Simplifying the complexity
The evolution of corporate security from straightforward firewall to multi-faceted access protection device has taken years, and is continuing as startups think of new protection methods and new threats emerge.
Security vendors’ goal, then, has become not only to protect against threats, but to package their offerings in a way that makes it easier for companies to digest the myriad offerings--and demonstrate their compliance to governance requirements.
One simple way of doing this is to package the various email and network security technologies into a single, easy to manage security appliance. Such appliances--Asia-Pacific sales of which grew 39 percent US$549 million last year--do away with the painful complexity of configuring and interlinking standalone software solutions, combining firewall and IDS with antivirus and other functionality to provide a single unified front that’s easier for companies to install and update.
These solutions reflect the growing trend towards unified threat management (UTM), basically a new term for the combination of SCM and conventional security solutions. As well as the UTM appliances protecting the gateway, the industry is also converging around UTM messaging solutions (antivirus, antispam and content filtering) and endpoint solutions (antivirus, antispyware, personal firewall, and host intrusion prevention.
The rising popularity of UTM solutions is hardly surprising, given a recent IDC survey that found managing the complexity of security solutions was the third highest IT priority amongst respondent organisations--and security overall remains the highest priority.
These trends have also lent weight to a growing trend towards outsourcing of key security functions via the software-as-a-service (SaaS) model--most notably in the SCM space, where it is relatively easy for organisations to leverage third-party expertise without disrupting internal systems.
The NSW Department of Health, for one, recently committed to SCM vendor MessageLabs’ antispam and antivirus services after a trial saw often crippling loads of spam reduced to just 0.02 percent of the 600,000 emails it receives every month.

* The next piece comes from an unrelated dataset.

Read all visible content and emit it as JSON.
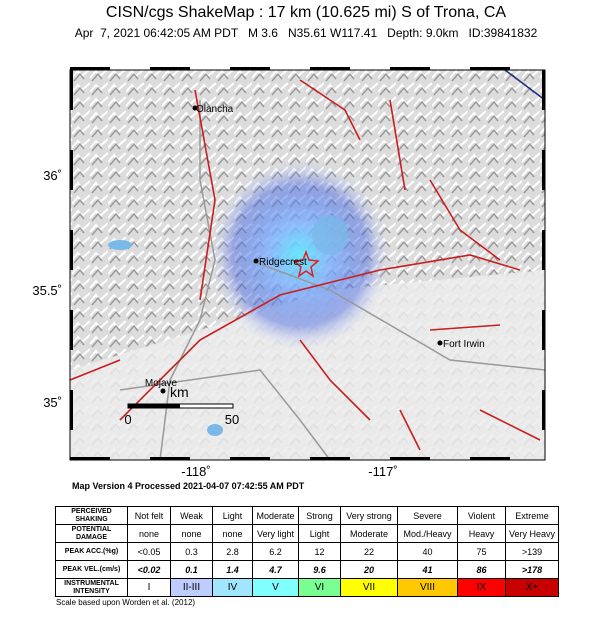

Expect SaaS security solutions to become even more common as vendors shore up their products and capabilities over time. SaaS resolve the traditional problem of security software currency since updates are installed at the vendor’s end without any involvement from end users. They also free staff from the time-consuming task of managing spam and other nasties manually, eliminating the most common threats before they even reach the corporate network.